For the German writer, it comes after spending seven years with the Dallas Mavericks icon, riding with him in vans to commercial shoots in Slovenia and watching him sweat his way into shape for yet another season in some random German gym. Sitting in the dugout with Nowitzki at his annual charity baseball game and talking to the future Hall of Famer through the inch-thick glass of a hyperbaric chamber. Seven years off and on at the elbow and somewhere near inside the mind of the best European basketball player ever.
The result is The Great Nowitzki: Basketball and the Meaning of Life, published in Germany in August 2019, a few months after Dirk announced his retirement from the NBA. It was translated into English and released in the United States by W.W. Norton in March, which is why Pletzinger will be in town this week.
The Great Nowitzki is not only the definitive biography of the basketball legend, but it also serves as a mini biography of his coach/mentor/friend Holger Geschwindner. During his seven years of reporting the book, Pletzinger naturally spent plenty of time with Geschwindner, since his life (and story) is inextricable from that of his famous protégé. The writer was able to go inside the duo’s famous training sessions and observe, and what he witnessed explains much about the game and Nowitzki’s approach to it. I learned a surprising amount, especially considering I’ve spent a large portion of the past two decades thinking about Dirk.
Most of those thoughts went into my own book, I See You Big German: What Dirk Nowitzki Means to Dallas (and Me), published by La Reunion/Deep Vellum last year. I See You Big German was never meant to the detailed biography that The Great Nowitzki is, but rather a complement to it. I say this even though I read it only after Pletzinger gave me an advance copy when I met him in January, when he came to Dallas for Dirk’s jersey retirement ceremony.

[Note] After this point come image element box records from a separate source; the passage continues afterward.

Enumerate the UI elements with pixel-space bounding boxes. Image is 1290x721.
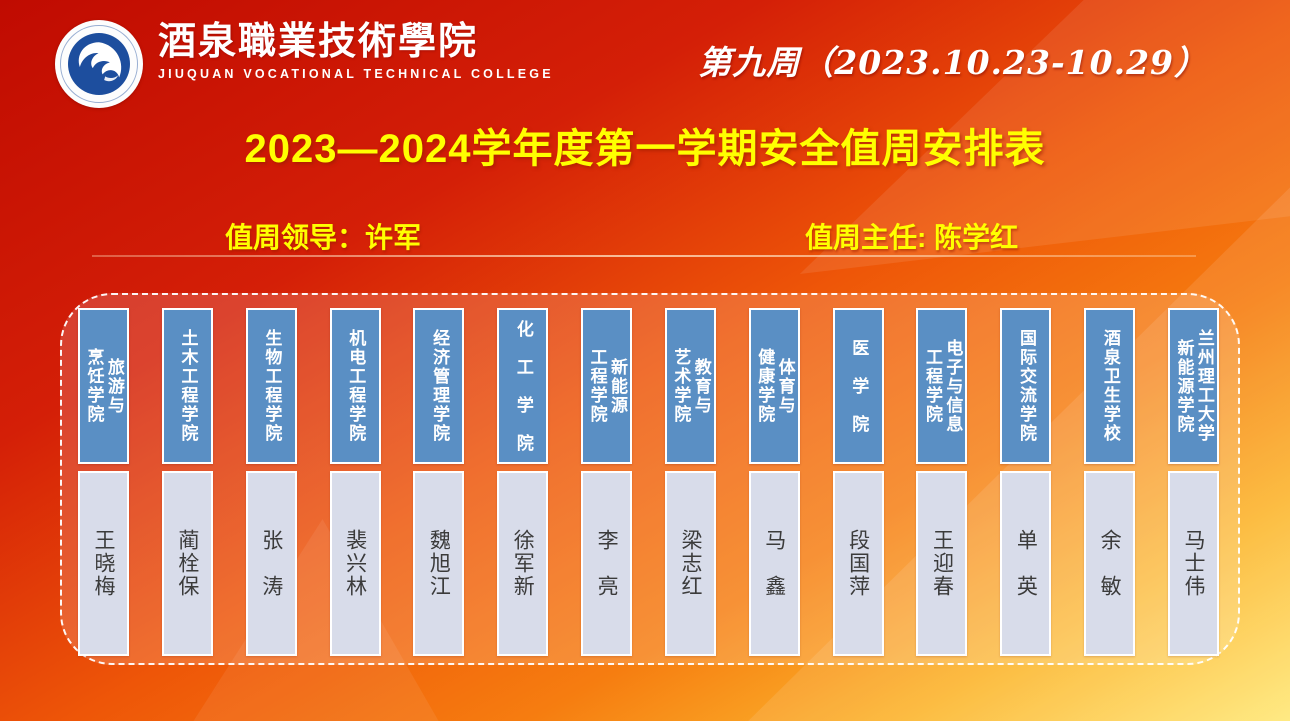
- department-header: 体育与 健康学院: [748, 308, 800, 464]
- department-header: 新能源 工程学院: [581, 308, 633, 464]
- department-header: 国际交流学院: [1000, 308, 1052, 464]
- person-label: 魏旭江: [427, 529, 452, 598]
- duty-leader-text: 值周领导：许军: [225, 222, 422, 253]
- department-header: 医 学 院: [832, 308, 884, 464]
- schedule-column: 土木工程学院 蔺栓保: [161, 308, 213, 656]
- person-label: 段国萍: [846, 529, 871, 598]
- person-cell: 王迎春: [916, 471, 968, 656]
- person-label: 王晓梅: [92, 529, 117, 598]
- department-label: 旅游与 烹饪学院: [84, 348, 124, 424]
- schedule-column: 旅游与 烹饪学院 王晓梅: [78, 308, 129, 656]
- divider-line: [92, 255, 1196, 257]
- schedule-column: 生物工程学院 张 涛: [245, 308, 297, 656]
- department-label: 土木工程学院: [178, 329, 198, 443]
- department-header: 土木工程学院: [161, 308, 213, 464]
- department-header: 机电工程学院: [329, 308, 381, 464]
- schedule-column: 兰州理工大学 新能源学院 马士伟: [1167, 308, 1219, 656]
- person-cell: 魏旭江: [413, 471, 465, 656]
- person-label: 蔺栓保: [175, 529, 200, 598]
- department-label: 医 学 院: [849, 338, 869, 434]
- person-cell: 余 敏: [1084, 471, 1136, 656]
- person-cell: 徐军新: [497, 471, 549, 656]
- person-label: 马 鑫: [762, 529, 787, 598]
- schedule-column: 国际交流学院 单 英: [1000, 308, 1052, 656]
- schedule-column: 新能源 工程学院 李 亮: [581, 308, 633, 656]
- department-label: 国际交流学院: [1016, 329, 1036, 443]
- department-label: 经济管理学院: [430, 329, 450, 443]
- department-label: 体育与 健康学院: [755, 348, 795, 424]
- department-header: 电子与信息 工程学院: [916, 308, 968, 464]
- person-cell: 裴兴林: [329, 471, 381, 656]
- college-logo-icon: [55, 20, 143, 108]
- schedule-column: 机电工程学院 裴兴林: [329, 308, 381, 656]
- department-header: 旅游与 烹饪学院: [78, 308, 129, 464]
- person-cell: 蔺栓保: [161, 471, 213, 656]
- week-label: 第九周（2023.10.23-10.29）: [698, 43, 1208, 82]
- schedule-column: 化 工 学 院 徐军新: [497, 308, 549, 656]
- schedule-column: 经济管理学院 魏旭江: [413, 308, 465, 656]
- person-cell: 段国萍: [832, 471, 884, 656]
- person-cell: 马 鑫: [748, 471, 800, 656]
- duty-director-text: 值周主任: 陈学红: [805, 222, 1019, 253]
- schedule-column: 酒泉卫生学校 余 敏: [1084, 308, 1136, 656]
- slide-title: 2023—2024学年度第一学期安全值周安排表: [244, 127, 1046, 171]
- schedule-column: 电子与信息 工程学院 王迎春: [916, 308, 968, 656]
- department-label: 化 工 学 院: [513, 319, 533, 453]
- person-cell: 梁志红: [664, 471, 716, 656]
- person-label: 王迎春: [930, 529, 955, 598]
- department-label: 新能源 工程学院: [587, 348, 627, 424]
- college-name-en: JIUQUAN VOCATIONAL TECHNICAL COLLEGE: [158, 66, 554, 81]
- person-label: 徐军新: [511, 529, 536, 598]
- person-cell: 张 涛: [245, 471, 297, 656]
- person-label: 马士伟: [1182, 529, 1207, 598]
- person-cell: 李 亮: [581, 471, 633, 656]
- department-label: 酒泉卫生学校: [1100, 329, 1120, 443]
- person-label: 梁志红: [678, 529, 703, 598]
- department-label: 电子与信息 工程学院: [922, 338, 963, 434]
- person-label: 裴兴林: [343, 529, 368, 598]
- department-label: 教育与 艺术学院: [671, 348, 711, 424]
- person-cell: 单 英: [1000, 471, 1052, 656]
- department-header: 教育与 艺术学院: [664, 308, 716, 464]
- person-label: 张 涛: [259, 529, 284, 598]
- logo-ring: [60, 25, 138, 103]
- schedule-column: 医 学 院 段国萍: [832, 308, 884, 656]
- person-label: 单 英: [1014, 529, 1039, 598]
- department-header: 经济管理学院: [413, 308, 465, 464]
- person-cell: 马士伟: [1167, 471, 1219, 656]
- department-header: 酒泉卫生学校: [1084, 308, 1136, 464]
- department-header: 兰州理工大学 新能源学院: [1167, 308, 1219, 464]
- schedule-column: 教育与 艺术学院 梁志红: [664, 308, 716, 656]
- department-label: 兰州理工大学 新能源学院: [1174, 329, 1214, 443]
- schedule-columns: 旅游与 烹饪学院 王晓梅 土木工程学院 蔺栓保 生物工程学院 张 涛 机电工程学…: [78, 308, 1219, 656]
- department-label: 生物工程学院: [262, 329, 282, 443]
- department-label: 机电工程学院: [346, 329, 366, 443]
- department-header: 生物工程学院: [245, 308, 297, 464]
- college-name-block: 酒泉職業技術學院 JIUQUAN VOCATIONAL TECHNICAL CO…: [158, 18, 554, 81]
- department-header: 化 工 学 院: [497, 308, 549, 464]
- person-label: 余 敏: [1098, 529, 1123, 598]
- person-cell: 王晓梅: [78, 471, 129, 656]
- schedule-column: 体育与 健康学院 马 鑫: [748, 308, 800, 656]
- person-label: 李 亮: [595, 529, 620, 598]
- college-name-zh: 酒泉職業技術學院: [158, 18, 479, 63]
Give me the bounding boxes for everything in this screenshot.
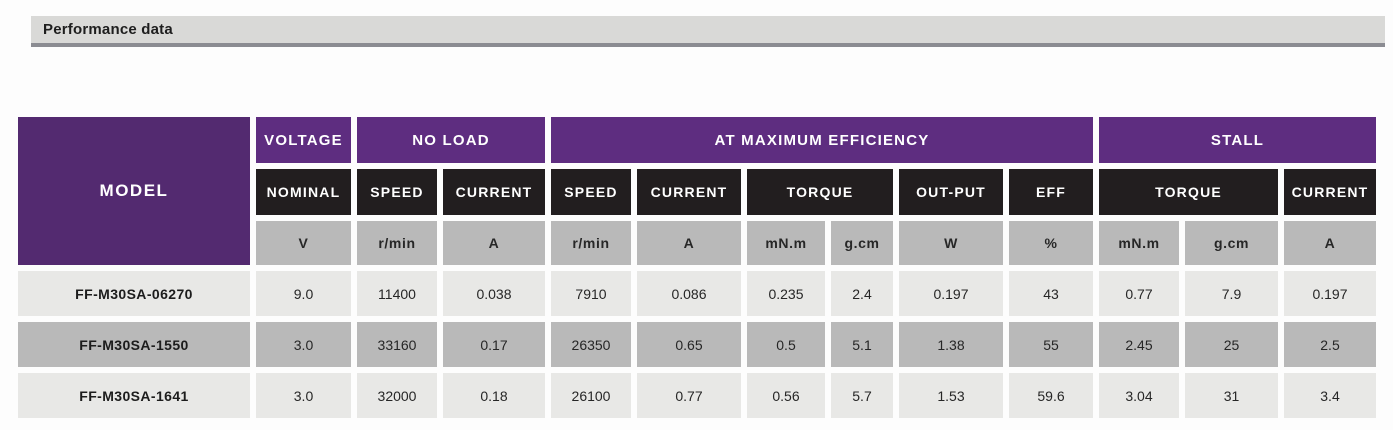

The truth is, I See You Big German exists in part because The Great Nowitzki does. Deep Vellum publisher Will Evans knows Pletzinger (because Evans knows everyone) and wanted to get the rights for the U.S. translation of The Great Nowitzki for his publishing house.
He knew he wouldn’t be able to afford it, W.W. Norton picked up their exclusive option [edited because I misremembered this] but Evans still wanted a Dirk book for Deep Vellum, and that book had to have a different take, something a bit more personal. That, of course, led to I See You Big German, which I have described as “a memoir about Dirk Nowitzki,” since a not insignificant amount of the book is about me and my relationship with my now 18-year-old son.
When I met Pletzinger, he told me it was funny that, despite our wildly different approaches, we ended up going to some of the places in what we wrote—not just about Dirk, of course, but life in general. How we see things. That’s one of the topics I plan to discuss with Pletzinger at The Wild Detectives Thursday evening. It’s a ticketed event—admission gets you a copy of The Great Nowitzki—and I can promise you it’ll be worth your time and money. All I’ll say is we have a surprise or two in store.